Konser demişken Joss Stone için de fazlasıyla geç karar verince bilet bulamama gibi hüzün verici bir olayla karşılaşmak bende onaramayacağım derin yaraların açılmasına sebep oldu.
Umarım yukarıdaki paragraflarda bahsettiğim olaylar hakkında yakında yazma fırsatı da bulabilirim. Sebebi yazışıma gelecek olursam bildiğiniz gibi her ay sonunda ay boyunca dinlediklerimi sizlerle paylaşıyordum. Bu sefer uzun uzun yazmak yerine bu konu da bile üşengeçliğimi konuşturup iTunes Top 25'in ilk 7sini screen shotladım. Yaşasın en tembel benim. 8-9-10'u burada yayınlamamın nedeni de uncool şarkılar olması değil, vakti zamanında o kadar fazla dinledim ki play countları tavana zıpladılar, ancak temmuz ayında dönüp de yüzlerine bile bakmadım. Yani türkçe meali aşağıdaki 7 parça bu ay en sık dinlediğim parçalardı.

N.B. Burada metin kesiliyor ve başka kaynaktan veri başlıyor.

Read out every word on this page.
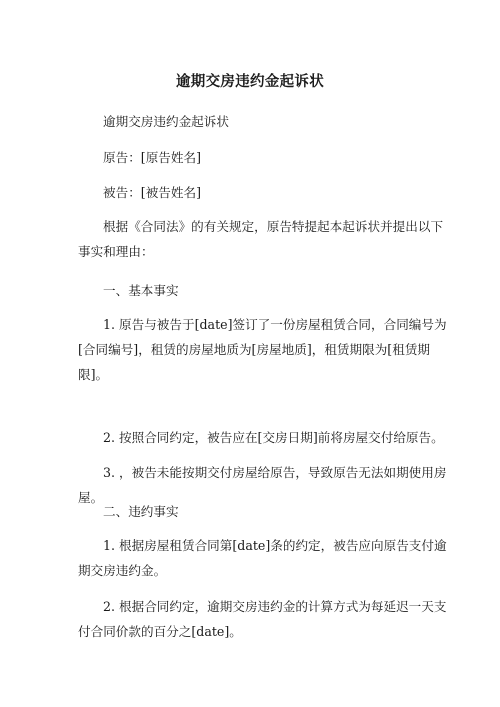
逾期交房违约金起诉状
逾期交房违约金起诉状
原告：[原告姓名]
被告：[被告姓名]
根据《合同法》的有关规定，原告特提起本起诉状并提出以下
事实和理由：
一、基本事实
1. 原告与被告于[date]签订了一份房屋租赁合同，合同编号为
[合同编号]，租赁的房屋地质为[房屋地质]，租赁期限为[租赁期
限]。
2. 按照合同约定，被告应在[交房日期]前将房屋交付给原告。
3. ，被告未能按期交付房屋给原告，导致原告无法如期使用房
屋。
二、违约事实
1. 根据房屋租赁合同第[date]条的约定，被告应向原告支付逾
期交房违约金。
2. 根据合同约定，逾期交房违约金的计算方式为每延迟一天支
付合同价款的百分之[date]。
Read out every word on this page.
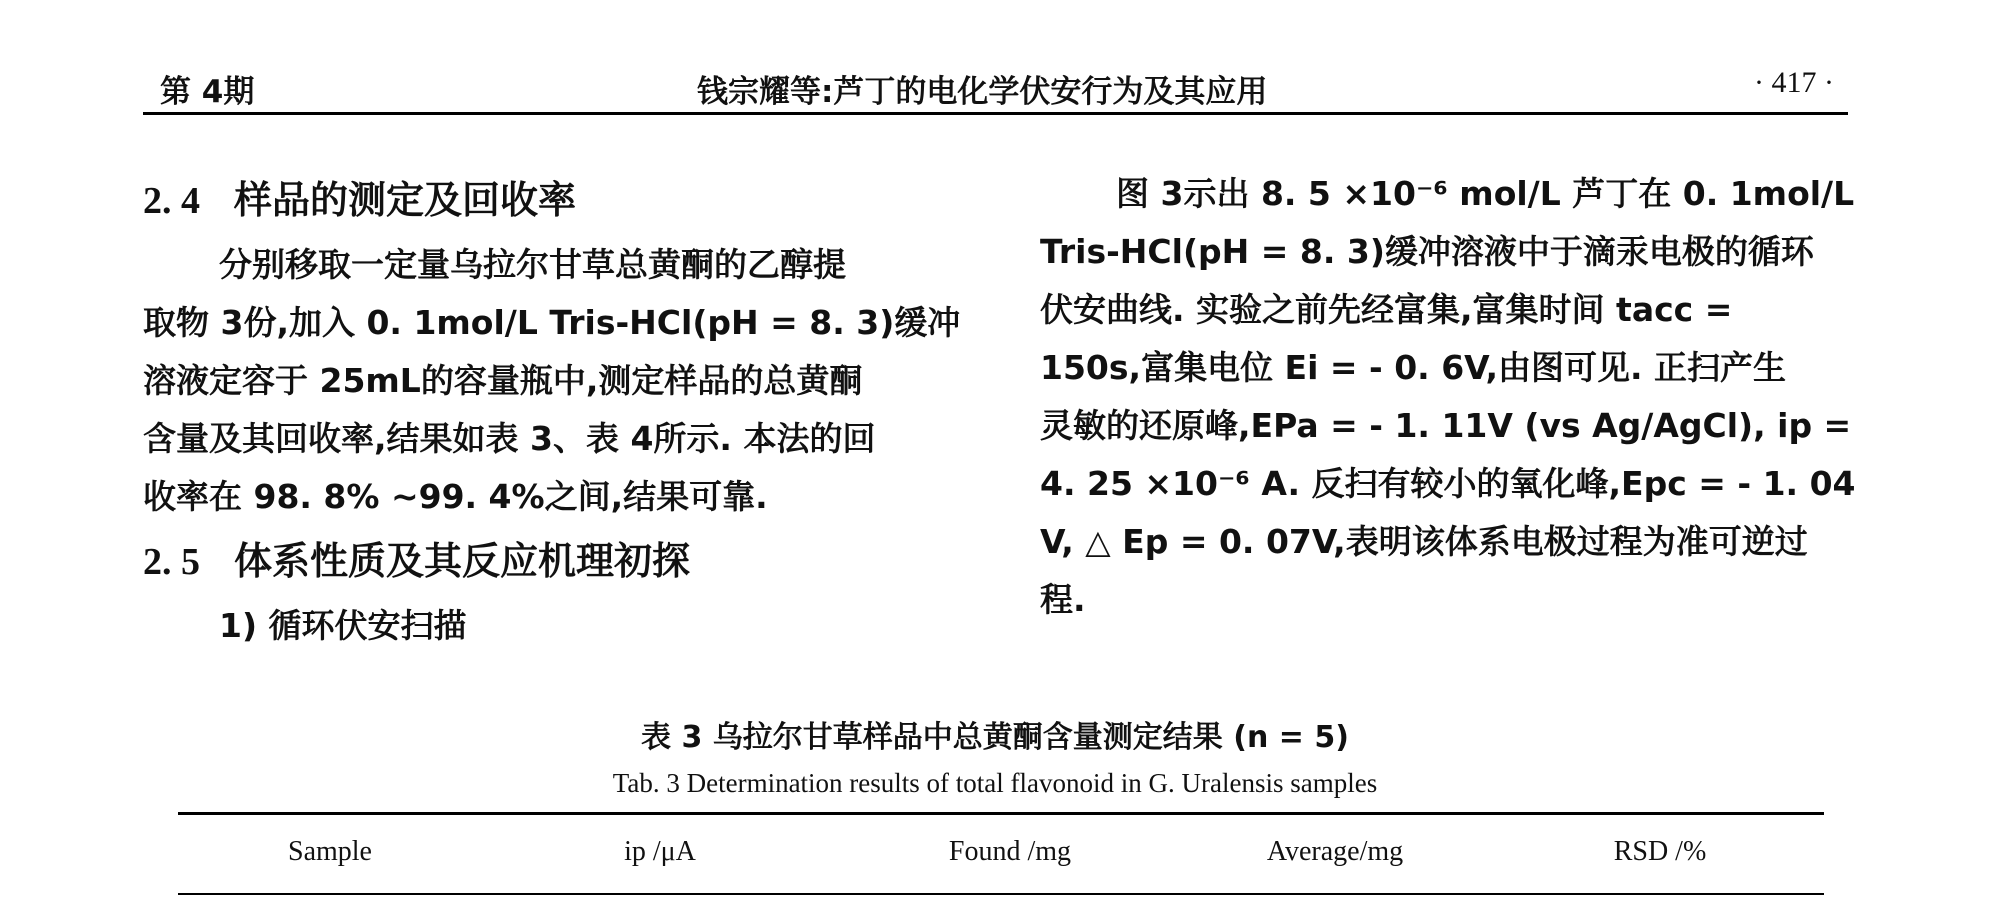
第 4期	钱宗耀等:芦丁的电化学伏安行为及其应用	· 417 ·

2. 4 样品的测定及回收率

分别移取一定量乌拉尔甘草总黄酮的乙醇提

取物 3份,加入 0. 1mol/L Tris-HCl(pH = 8. 3)缓冲

溶液定容于 25mL的容量瓶中,测定样品的总黄酮

含量及其回收率,结果如表 3、表 4所示. 本法的回

收率在 98. 8% ~99. 4%之间,结果可靠.

2. 5 体系性质及其反应机理初探

1) 循环伏安扫描

图 3示出 8. 5 ×10⁻⁶ mol/L 芦丁在 0. 1mol/L

Tris-HCl(pH = 8. 3)缓冲溶液中于滴汞电极的循环

伏安曲线. 实验之前先经富集,富集时间 tacc =

150s,富集电位 Ei = - 0. 6V,由图可见. 正扫产生

灵敏的还原峰,EPa = - 1. 11V (vs Ag/AgCl), ip =

4. 25 ×10⁻⁶ A. 反扫有较小的氧化峰,Epc = - 1. 04

V, △ Ep = 0. 07V,表明该体系电极过程为准可逆过

程.

表 3 乌拉尔甘草样品中总黄酮含量测定结果 (n = 5)
Tab. 3 Determination results of total flavonoid in G. Uralensis samples
Sample	ip /μA	Found /mg	Average/mg	RSD /%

ps. yukarıdaki görsel Vogue'un ''Tatildeyiz'' temalı Temmuz sayısından. Dree Heminway ve Jon Kortajerena baş rolde. Sebastian Faena hikayeyi çeken, editöryali oluşturan ise Mary Fellowes.
Tabi bir de sanırım asla 2011i kara temmuz olarak unutamayacağımız gerçeğini de göz ardı etmemek lazım.